When to Use api.find and api.stream
The rule is that whenever you have a certain limited number of records to retrieve, you should always use api.find with the limits set as the parameter.
Using api.find with either a hard-coded limit such as api.find(”P”, 0, 200, ...) or with api.find(”P”, 0, api.getMaxFindResultsLimist(), ...) is a bad practice because you are expecting just a certain number of rows being present in the table. The exception is if you really want to load only a certain number of rows or you are using api.find in a loop in certain cases.

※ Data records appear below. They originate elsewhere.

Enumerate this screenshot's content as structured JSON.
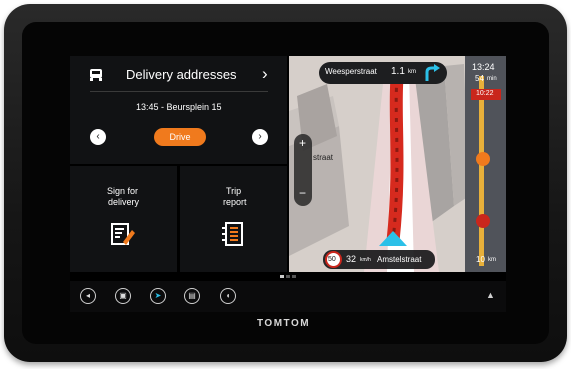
{
  "delivery": {
    "title": "Delivery addresses",
    "next_arrow": "›",
    "stop": "13:45 - Beursplein 15",
    "prev_label": "‹",
    "next_label": "›",
    "drive_label": "Drive"
  },
  "tiles": {
    "sign_line1": "Sign for",
    "sign_line2": "delivery",
    "trip_line1": "Trip",
    "trip_line2": "report"
  },
  "map": {
    "street_top": "Weesperstraat",
    "distance_top": "1.1",
    "distance_unit": "km",
    "clock": "13:24",
    "eta_minutes": "54",
    "eta_unit": "min",
    "arrival_badge": "10:22",
    "zoom_in": "+",
    "zoom_out": "−",
    "side_street": "straat",
    "speed_limit": "50",
    "current_speed": "32",
    "speed_unit": "km/h",
    "current_street": "Amstelstraat",
    "bottom_dist": "10",
    "bottom_unit": "km"
  },
  "bottombar": {
    "items": [
      "back-icon",
      "menu-icon",
      "navigate-icon",
      "truck-icon",
      "sound-icon"
    ],
    "expand": "▲"
  },
  "brand": "TOMTOM",
  "colors": {
    "accent": "#f07a1d",
    "route": "#d62a1e",
    "panel": "#111214"
  }
}
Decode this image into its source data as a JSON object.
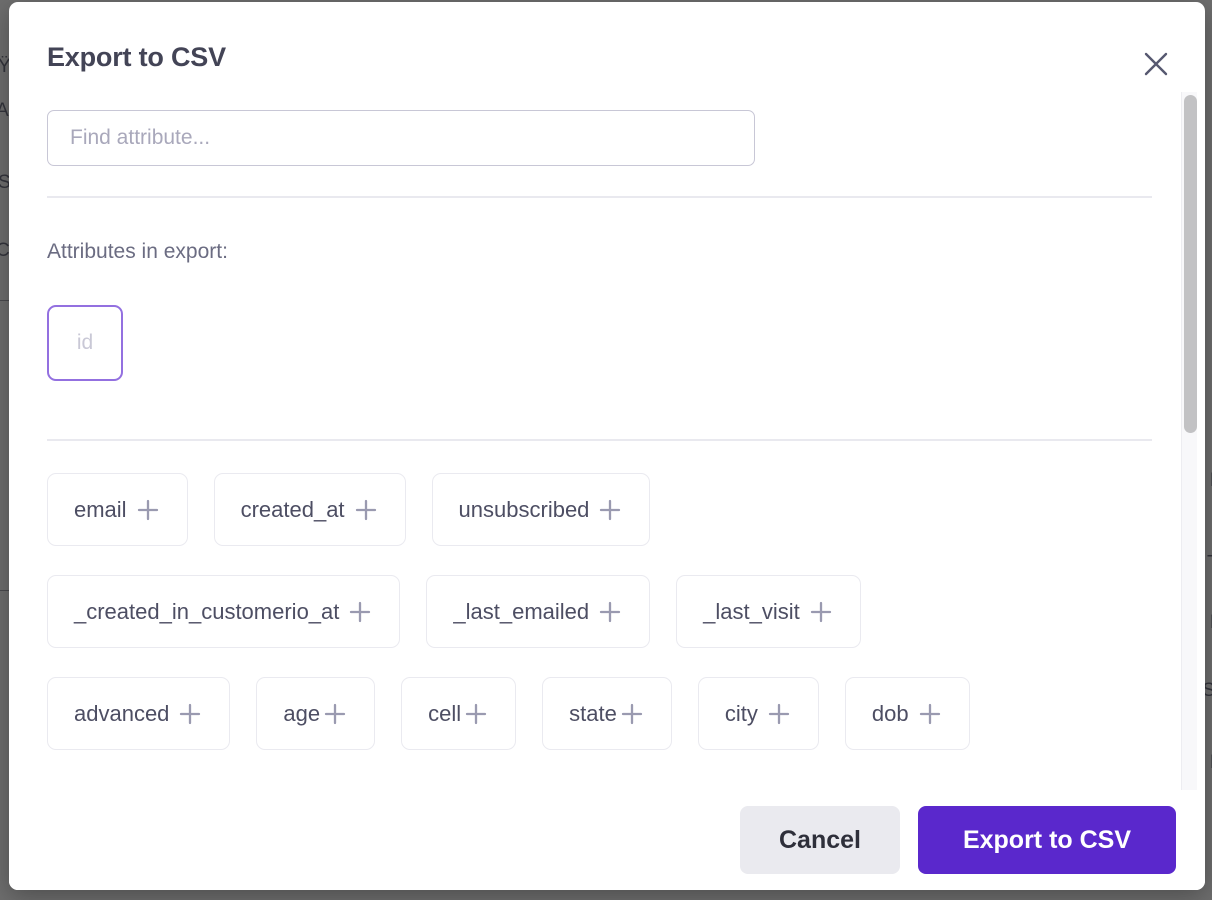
{
  "modal": {
    "title": "Export to CSV",
    "close_icon": "close-icon"
  },
  "search": {
    "placeholder": "Find attribute...",
    "value": ""
  },
  "section": {
    "label": "Attributes in export:"
  },
  "selected_attributes": [
    {
      "label": "id"
    }
  ],
  "available_attribute_rows": [
    [
      {
        "label": "email",
        "icon": "plus-icon"
      },
      {
        "label": "created_at",
        "icon": "plus-icon"
      },
      {
        "label": "unsubscribed",
        "icon": "plus-icon"
      }
    ],
    [
      {
        "label": "_created_in_customerio_at",
        "icon": "plus-icon"
      },
      {
        "label": "_last_emailed",
        "icon": "plus-icon"
      },
      {
        "label": "_last_visit",
        "icon": "plus-icon"
      }
    ],
    [
      {
        "label": "advanced",
        "icon": "plus-icon"
      },
      {
        "label": "age",
        "icon": "plus-icon"
      },
      {
        "label": "cell",
        "icon": "plus-icon"
      },
      {
        "label": "state",
        "icon": "plus-icon"
      },
      {
        "label": "city",
        "icon": "plus-icon"
      },
      {
        "label": "dob",
        "icon": "plus-icon"
      }
    ]
  ],
  "footer": {
    "cancel_label": "Cancel",
    "export_label": "Export to CSV"
  },
  "colors": {
    "primary": "#5a28cc",
    "selected_chip_border": "#9370e0",
    "title_text": "#434456",
    "muted_text": "#6b6c82",
    "chip_border": "#eaeaf0",
    "backdrop": "#6e6e6e"
  }
}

When you do not know the number of records, you have two options: either use api.stream or use api.find in a loop. The preferred way is in most cases api.stream.

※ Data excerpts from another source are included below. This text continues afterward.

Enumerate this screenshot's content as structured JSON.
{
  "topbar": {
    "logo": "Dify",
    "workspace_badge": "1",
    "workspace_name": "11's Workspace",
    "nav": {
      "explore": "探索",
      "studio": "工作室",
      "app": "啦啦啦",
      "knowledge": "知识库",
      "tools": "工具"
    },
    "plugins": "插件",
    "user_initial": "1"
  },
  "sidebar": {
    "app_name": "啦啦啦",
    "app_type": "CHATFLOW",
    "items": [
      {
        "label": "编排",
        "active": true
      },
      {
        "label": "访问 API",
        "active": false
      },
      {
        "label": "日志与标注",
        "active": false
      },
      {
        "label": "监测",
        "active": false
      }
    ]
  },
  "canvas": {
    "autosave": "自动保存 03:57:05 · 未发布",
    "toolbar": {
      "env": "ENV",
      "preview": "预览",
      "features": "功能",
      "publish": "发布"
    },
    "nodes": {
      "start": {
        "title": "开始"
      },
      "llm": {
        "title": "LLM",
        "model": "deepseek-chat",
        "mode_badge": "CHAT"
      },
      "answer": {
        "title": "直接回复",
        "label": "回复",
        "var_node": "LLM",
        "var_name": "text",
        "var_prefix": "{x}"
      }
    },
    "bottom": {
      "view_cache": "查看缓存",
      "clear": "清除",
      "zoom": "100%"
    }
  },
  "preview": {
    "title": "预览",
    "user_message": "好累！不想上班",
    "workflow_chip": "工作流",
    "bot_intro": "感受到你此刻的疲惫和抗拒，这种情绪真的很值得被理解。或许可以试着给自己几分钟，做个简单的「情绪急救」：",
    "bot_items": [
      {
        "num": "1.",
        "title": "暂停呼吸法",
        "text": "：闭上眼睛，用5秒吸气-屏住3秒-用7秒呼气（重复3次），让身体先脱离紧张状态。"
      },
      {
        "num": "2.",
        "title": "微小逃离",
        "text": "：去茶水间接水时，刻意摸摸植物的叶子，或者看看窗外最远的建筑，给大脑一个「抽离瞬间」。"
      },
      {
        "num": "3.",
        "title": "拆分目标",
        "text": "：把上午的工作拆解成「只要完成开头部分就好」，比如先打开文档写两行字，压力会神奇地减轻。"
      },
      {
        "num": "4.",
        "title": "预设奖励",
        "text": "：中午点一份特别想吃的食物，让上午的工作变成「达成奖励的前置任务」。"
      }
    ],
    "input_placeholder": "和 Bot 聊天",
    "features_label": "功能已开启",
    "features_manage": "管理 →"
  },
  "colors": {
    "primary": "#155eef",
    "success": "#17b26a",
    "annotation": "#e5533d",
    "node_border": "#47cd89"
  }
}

def iter = api.stream("P", "sku", ["sku", "attribute1"], *filters)
while (iter.hasNext()) {
def row = iter.next()
// process the row...
// if a performance intensive work is done here,
// such as another access to the DB or a datamart query
// then use api.find instead
}
iter.close()
def start = 0
def data = null
while (data = api.find("P", start, api.getMaxFindResultsLimit(),
"sku", ["sku", "attribute1"], *filters)) {
start += data.size()
for (row in data) {
// process the row
}
}
The preferred way for loading undefined amount of data from the database is api.stream with these exceptions:
-
If the code within the loop takes significant time, then you should use
api.findinstead. The reason is thatapi.streammaintains an open connection to the database during the processing and this can have a negative impact on the performance, whereasapi.findfetches the data at once and no connection is maintained. -
The input generation (syntax check) mode is enabled.
(information) See also Data Querying using api.find() and api.stream() and General Queries (Quick Reference).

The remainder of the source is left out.